Banyak pelanggan lama Mayer Indah Indonesia, khususnya konveksi di kawasan Tanah Abang, terpaksa memulangkan penjahitnya ke kampung karena tidak mampu bersaing harga.
Di tengah upaya pemulihan, Melisa sempat melihat "angin segar" ketika pemerintah mengumumkan penyaluran dana Rp 200 triliun ke sektor perbankan. Namun realitanya, akses ke perbankan justru tertutup rapat.
"Sejak awal September sampai sekarang sudah lebih dari 20 bank saya datangin. Termasuk bank Himbara yang di pak Menteri bilang kan salurkan dananya. Semua bilang, semua menolak intinya karena industrin tekstil itu di lampu oren atau lampu merah," katanya.

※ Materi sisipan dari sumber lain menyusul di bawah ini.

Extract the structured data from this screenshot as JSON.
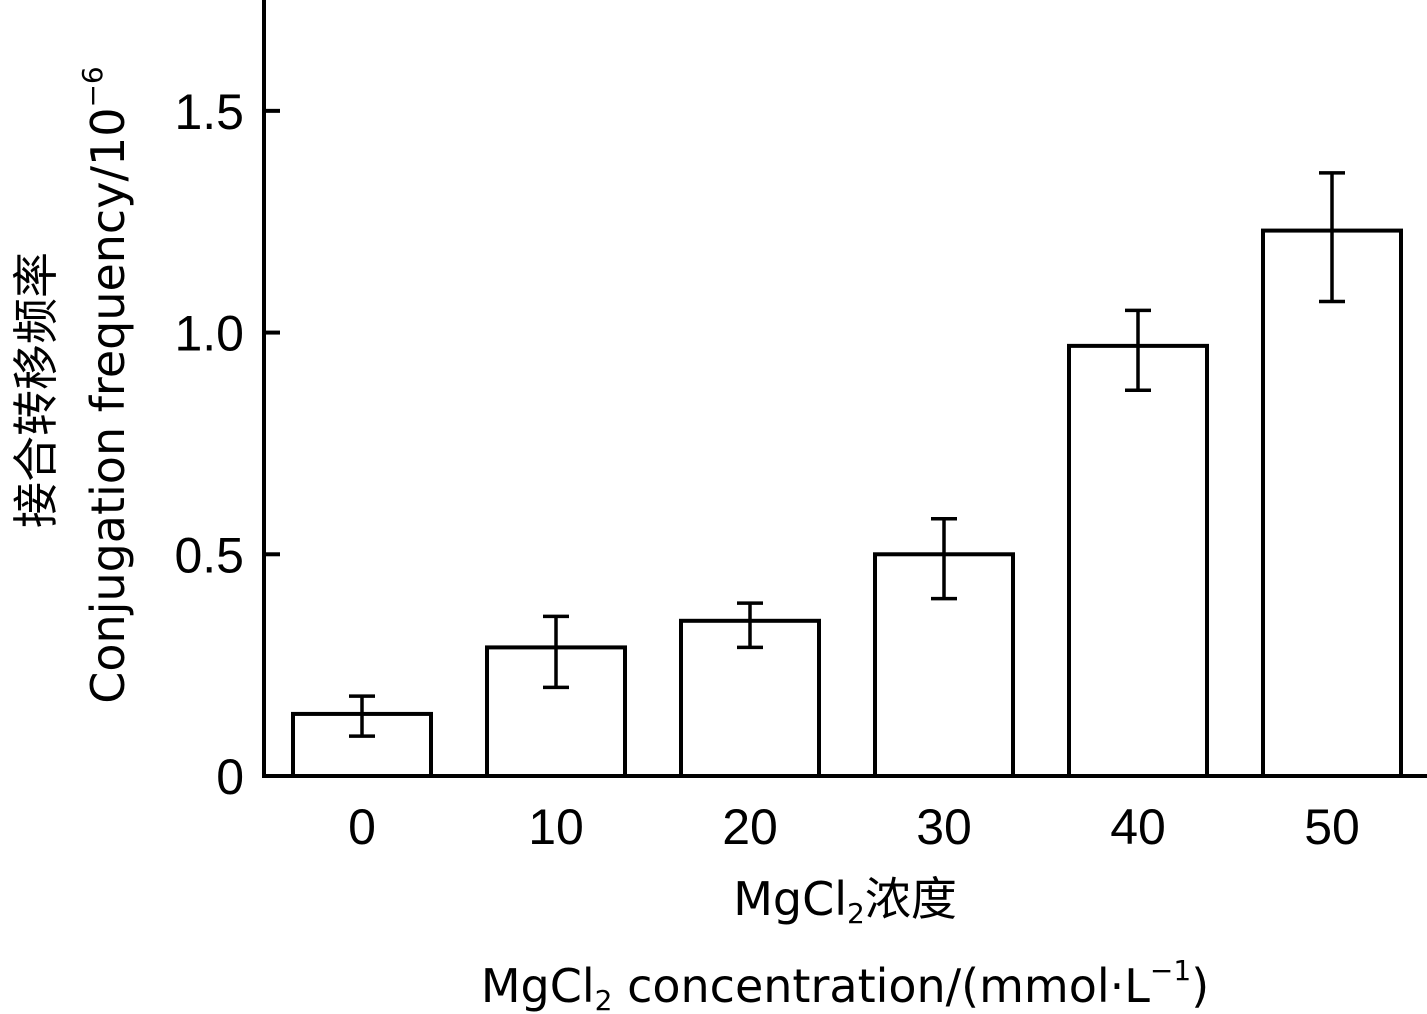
{
  "chart_data": {
    "type": "bar",
    "categories": [
      "0",
      "10",
      "20",
      "30",
      "40",
      "50"
    ],
    "values": [
      0.14,
      0.29,
      0.35,
      0.5,
      0.97,
      1.23
    ],
    "error_low": [
      0.09,
      0.2,
      0.29,
      0.4,
      0.87,
      1.07
    ],
    "error_high": [
      0.18,
      0.36,
      0.39,
      0.58,
      1.05,
      1.36
    ],
    "ylim": [
      0,
      1.75
    ],
    "yticks": [
      0,
      0.5,
      1.0,
      1.5
    ],
    "ytick_labels": [
      "0",
      "0.5",
      "1.0",
      "1.5"
    ],
    "xlabel_cn": "MgCl",
    "xlabel_cn_sub": "2",
    "xlabel_cn_rest": "浓度",
    "xlabel_en": "MgCl",
    "xlabel_en_sub": "2",
    "xlabel_en_rest": " concentration/(mmol·L",
    "xlabel_en_sup": "−1",
    "xlabel_en_end": ")",
    "ylabel_cn": "接合转移频率",
    "ylabel_en": "Conjugation frequency/10",
    "ylabel_en_sup": "−6",
    "grid": false,
    "legend": "none",
    "colors": {
      "bar_fill": "#ffffff",
      "stroke": "#000000"
    }
  }
}
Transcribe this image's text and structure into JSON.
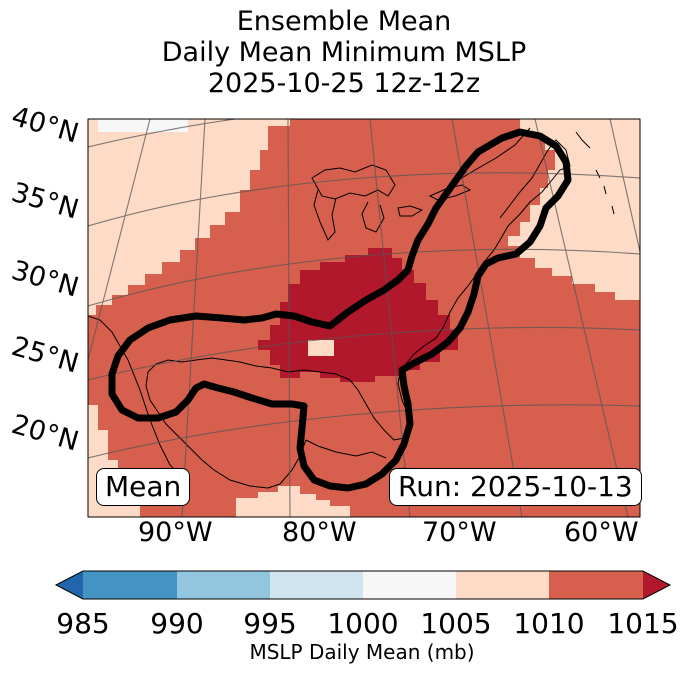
{
  "title": {
    "line1": "Ensemble Mean",
    "line2": "Daily Mean Minimum MSLP",
    "line3": "2025-10-25 12z-12z"
  },
  "map": {
    "lat_labels": [
      "40°N",
      "35°N",
      "30°N",
      "25°N",
      "20°N"
    ],
    "lon_labels": [
      "90°W",
      "80°W",
      "70°W",
      "60°W"
    ],
    "box_left": "Mean",
    "box_right": "Run: 2025-10-13",
    "fill_colors": {
      "c1005": "#fddbc7",
      "c1010": "#d6604d",
      "c1015": "#b2182b"
    },
    "contour_color": "#000000"
  },
  "colorbar": {
    "label": "MSLP Daily Mean (mb)",
    "ticks": [
      "985",
      "990",
      "995",
      "1000",
      "1005",
      "1010",
      "1015"
    ],
    "bins": [
      {
        "range": "<985",
        "color": "#2166ac"
      },
      {
        "range": "985-990",
        "color": "#4393c3"
      },
      {
        "range": "990-995",
        "color": "#92c5de"
      },
      {
        "range": "995-1000",
        "color": "#d1e5f0"
      },
      {
        "range": "1000-1005",
        "color": "#f7f7f7"
      },
      {
        "range": "1005-1010",
        "color": "#fddbc7"
      },
      {
        "range": "1010-1015",
        "color": "#d6604d"
      },
      {
        "range": ">1015",
        "color": "#b2182b"
      }
    ]
  }
}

Bahkan bank rekanan yang telah bekerja sama lebih dari 15 tahun pun mengambil sikap serupa.
Menurut Melisa, bank menyebut industri tekstil sudah terlalu "bleeding" sehingga tidak lagi layak dibiayai.
Padahal, ia menegaskan perusahaannya bukan tidak memiliki pasar.
Sekitar 80% penjualan masih berasal dari pasar domestik dan 20% ekspor, meski kinerja ekspor terus tertekan akibat perang global yang mendorong biaya kontainer melonjak tajam.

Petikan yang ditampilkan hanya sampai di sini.